Dicen que cada persona genera más de quinientos kilos de basura al año.
Algún teórico algo guarreras ha escrito que la mejor manera de conocer a alguien es hurgar en sus desechos. Otro debió de inventar el término ´telebasura´ para nombrar despectivamente los programas del corazón, o los realitys con morbo y escandalera.
Aunque nada hay de innoble en la basura, sobre todo si se recicla debidamente, nunca me pareció adecuado el vocablo.
Resulta descalificador para la mayoría que disfruta con esos espacios, y las mayorías merecen un respeto, aunque en ocasiones resulten muy peligrosas, que lo mismo aupan a un imbécil al poder que convierten en estrella a una descerebrada.
Es muy posible que hurgando en la basura de alguien pudiéramos obtener un determinado perfil: una botella vacía de Dom Perignon o unos envases de mostaza de Fauchon no sugieren lo mismo que unas latitas de atún en escabeche estilo dos por el precio de una.
Nuestras bolsas de residuos tienen algo de autobiográfico, y son clasistas como la vida misma. Por el contrario, los consumidores de la llamada telebasura son la pura transversalidad, y proceden de todos los estratos sociales.
O, para ser más exactos, sólo los pobres salen en la tele contando gratis sus miserias, para entretener a todo tipo de espectadores y también a los más acomodados.
La satisfacción de la propia riqueza se crece mucho con la contemplación de las penurias ajenas, y en eso la televisión es mano de santo.
El éxito de la telebasura se fundamenta en un hábito tan viejo como la humanidad: la necesidad de contar historietas y de recrearse escuchándolas.
Ignoro por qué se insiste tanto en asociar la basura con el medio televisivo, y tan poco con otros soportes dónde también abundan los desechos y la pestilencia.
Ninguna de las espantosas películas del cine español ha recibido ese descalificador calificativo, y encima han sido financiadas por la Administración, con el dinero de todos, como dicen los cursis.
Pero el cine español es sagrado. La derecha les teme y la izquierda los usa, de forma que, al final, la subvención sigue estando ahí, mande quien mande, respaldando los engendros.
También hay libros basura, pero nadie suele ocuparse en destriparlos. Cualquiera escribe hoy una novela, y lo que es peor, además se la publican. Nunca hubo tantos lectores, ni nunca se leyeron tan malísimos libros. Por no hablar de los políticos basura, cuyo sumo sacerdote es el señor Berlusconi, propietario de la cadena mas telebasurera de España. Un tipo muy coherente que predica con el ejemplo.
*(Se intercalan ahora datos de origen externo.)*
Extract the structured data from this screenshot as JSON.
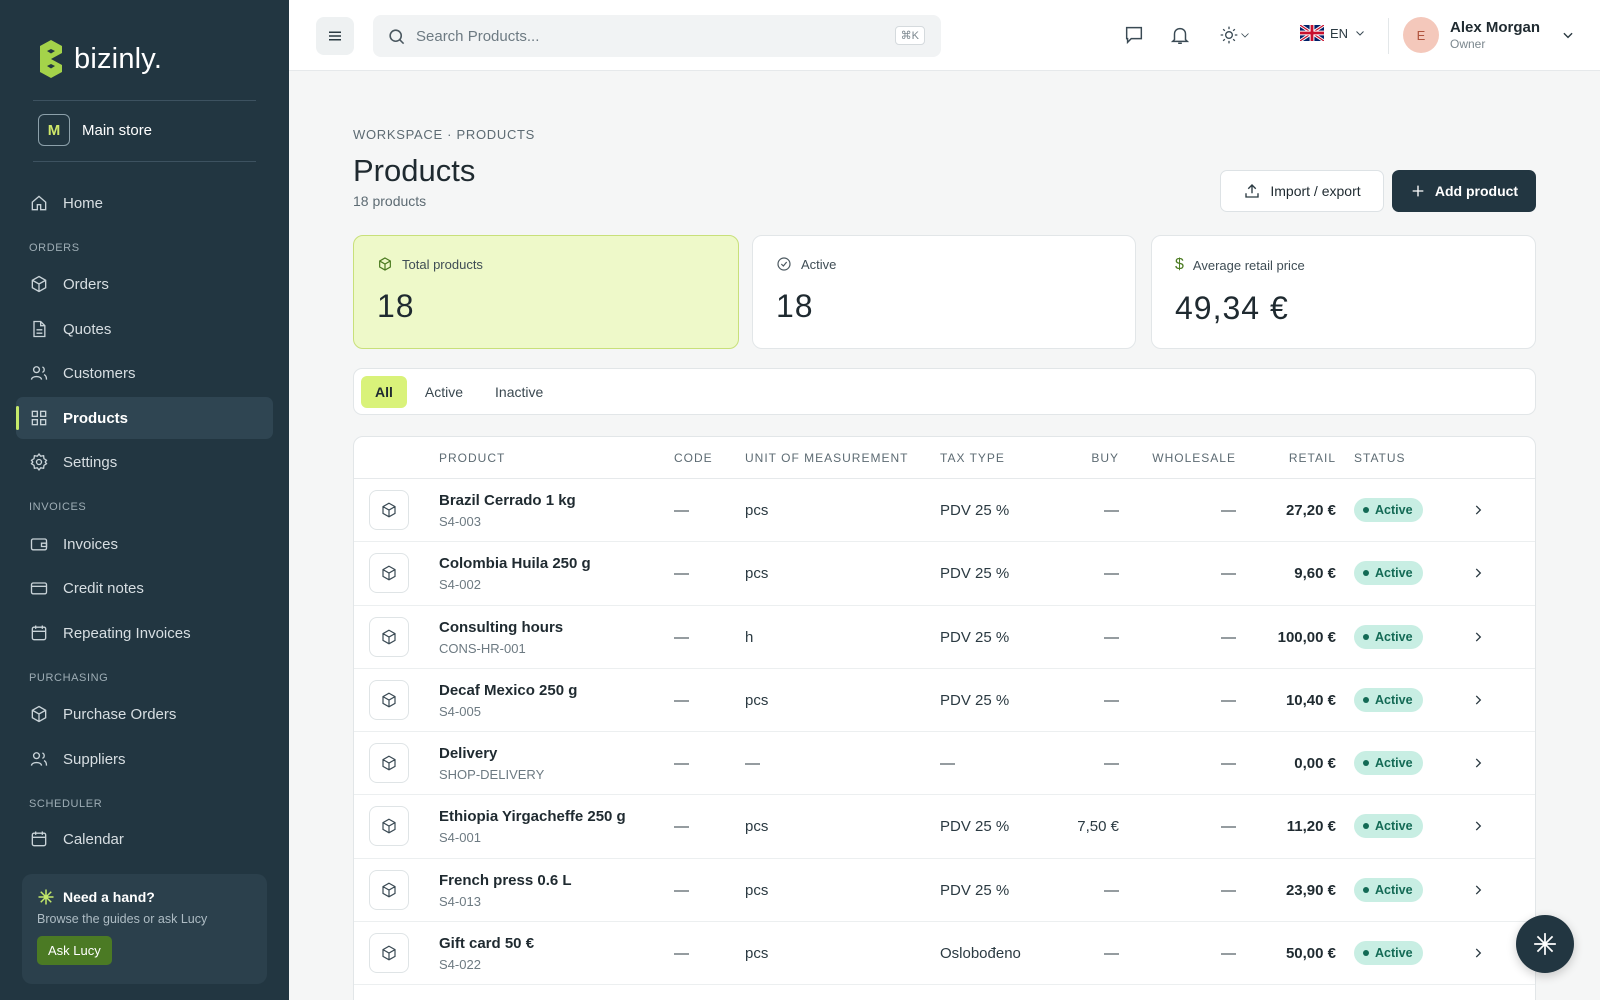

Por lo mismo, hay formatos televisivos que se salvan del anatema, cuando deberían merecerlo tanto o más que los denostados espacios del corazón.
También existe la ínfobasura, y documentales infames que elucubran acerca de los mayores desatinos adoptando el disfraz de un presunto rigor. Sin olvidar espacios de ficción que son un cúmulo de desperdicios. ¿Qué resulta más deleznable, que una petarda relate sus orgasmos, facturando a la productora a tanto por polvo, o que una serie como La República convierta un periodo histórico trascendental en una vulgarísima telenovela?.
Administrada en pequeñas dosis, su banalidad puede resultar incluso muy relajante, como pasa con las drogas blandas, incluyendo el Lexatín. Sería insoportable vivir todo el día con la conciencia en carne viva, buceando sin cesar en lo trascendente. La telebasura establece una tregua en nuestras ajetreadas y, en muchísimos casos, agobiadas vidas, y su efecto distensor cumple también una función social.
Últimamente consumo menos telebasura del corazón, pero sólo porque el nivel de las habladurías ha bajado mucho. Ni siquiera identifico a la mayoría de los personajes que venden sus enredos, y que ya son los primos del cuñado de la tía carnal de algún famoso por lo general ya fallecido. La saturación se está cargando el invento. Entre la basura que cada cuál genera y la que puede llegar a consumir, nuestra vida se parece cada día más a un vertedero.